Relative valuation: S is 5x cheaper than CRWD on EV/Revenue for a company growing 4pp slower. The discount reflects real concerns — lower NRR, weaker competitive position, GAAP losses, compressing margins. But a modest re-rating to 6x forward revenue would imply ~$8.7B market cap (incl. net cash) — 92% upside.

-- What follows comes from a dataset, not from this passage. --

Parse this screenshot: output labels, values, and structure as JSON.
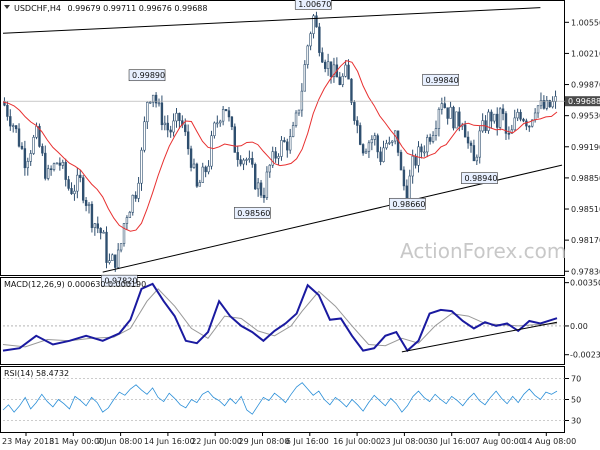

Secular tailwinds: Cybersecurity spending non-discretionary, growing 12-15% annually. AI threats expanding attack surface. Regulatory tightening globally.
Platform assessment: Genuine platform transformation confirmed by metrics: non-endpoint >50% of bookings, 4 product lines above $100M ARR, enterprise 5+ solution adoption at 22% (from 9%), AI SIEM with native data lake, Purple AI as cross-product layer. The question is whether this is a winning platform or a distant #3 platform.
TAM: Endpoint ~15B; XDR/SIEM 30-40B; AI Security ~$5-10B by 2028. Current $1.1B ARR = ~2-3% of combined TAM.